Dengan gugup Jaejoong menyelesaikan mandinya dan melangkah keluar dari kamar mandi. Pelayan wanita itu masih di sana, tapi tampak lebih pucat, "Kau tidak apa-apa?" Jaejoong tidak bisa menahan diri untuk tidak bertanya. Pelayan itu mengangguk sedikit gemetar.
"Tuan Yunho memarahi keteledoran saya karena tidak menengok anda di kamar mandi, Tuan Yunho sangat menakutkan kalau marah," suara wanita pelayan itu berbisik ketakutan. Sekali lagi Jaejoong mengernyit. Menakutkan kalau marah? Dalam majalah-majalah bisnis dan gosip mengenai Yunho yang dibacanya karena ingin tahu, calon ayah tirinya itu dikenal sangat pandai mengendalikan emosi, malah ada yang menyebutnya tak punya emosi.
Apakah selama ini Yunho menyembunyikan sifat aslinya?
"Baju anda sudah disiapkan, nona."
Jaejoong menoleh ke ranjang, tempat bajunya di hamparkan dan sekali lagi terperangah.
Indah sekaliā¦
Itulah yang terpikir pertama kali olehnya ketika melihat gaun itu. Gaun itu panjang dibawah lutut, berpotongan sederhana tetapi sangat indah. Warnanya ungu muda, dan bahannya dari sutera yang sangat halus, berdesir setiap kali kain itu digerakkan.
Masih termangu, Jaejoong membiarkan pelayan itu membantunya mengenakan pakaiannya, lalu membiarkan lagi dirinya dibimbing untuk duduk di depan meja rias.
Seperti sudah biasa melakukannya, pelayan itu langsung menyisir rambut panjang Jaejoong yang terurai. Sementara Jaejoong menatap bayangan dirinya di cermin. Betapa sebuah gaun bisa mengubah penampilan seseorang ! Yang terpantul di sana bukanlah Jaejoong yang kuno dan berpenampilan seperti kutu buku. Bayangan yang muncul di cermin di depannya itu adalah bayangan perempuan muda yang cantik, dengan pipi kemerahan dan rambut panjang tergerai sampai bahu, "Rambut anda indah sekali," gumam pelayan itu sambil terus menyisir.
Jaejoong tergeragap. Menyadari bahwa dari tadi dia melamun sambil menatap bayangannya sendiri.
"Oh iya, aku harus mengikat rambutku," matanya mencari-cari, ahkirnya menyadari bahwa ikat rambutnya sama raib nya dengan tas pakaiannya.
"Anda tidak boleh mengikat rambut lagi, begitu perintah Tuan Yunho kepada saya tadi." Hah?

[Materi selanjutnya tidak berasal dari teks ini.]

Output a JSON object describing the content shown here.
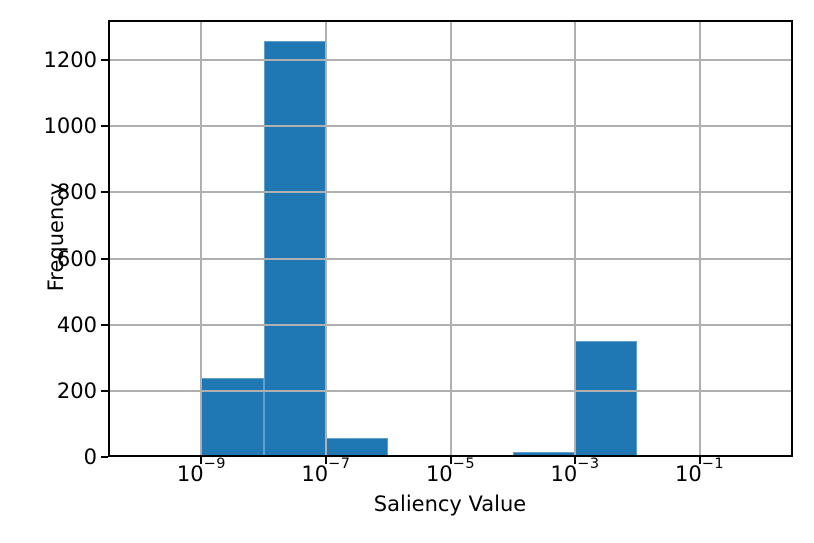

Kali ini Jaejoong tidak bisa menahan gumaman kagetnya. Tetapi pelayan wanita itu tidak bereaksi apa-apa, setelah selesai membereskan semuanya, dia berpamitan dan melangkah keluar dari kamar.
Meninggalkan Jaejoong sendirian di kamar ini. Sejenak Jaejoong termangu, lalu teringat pesan Yunho tadi. Sarapan. Tadi Yunho bilang begitu kan? Mungkin Yunho dan ibunya sudah menunggu di sana. Dengan bergegas, Jaejoong melangkah ke ruang makan.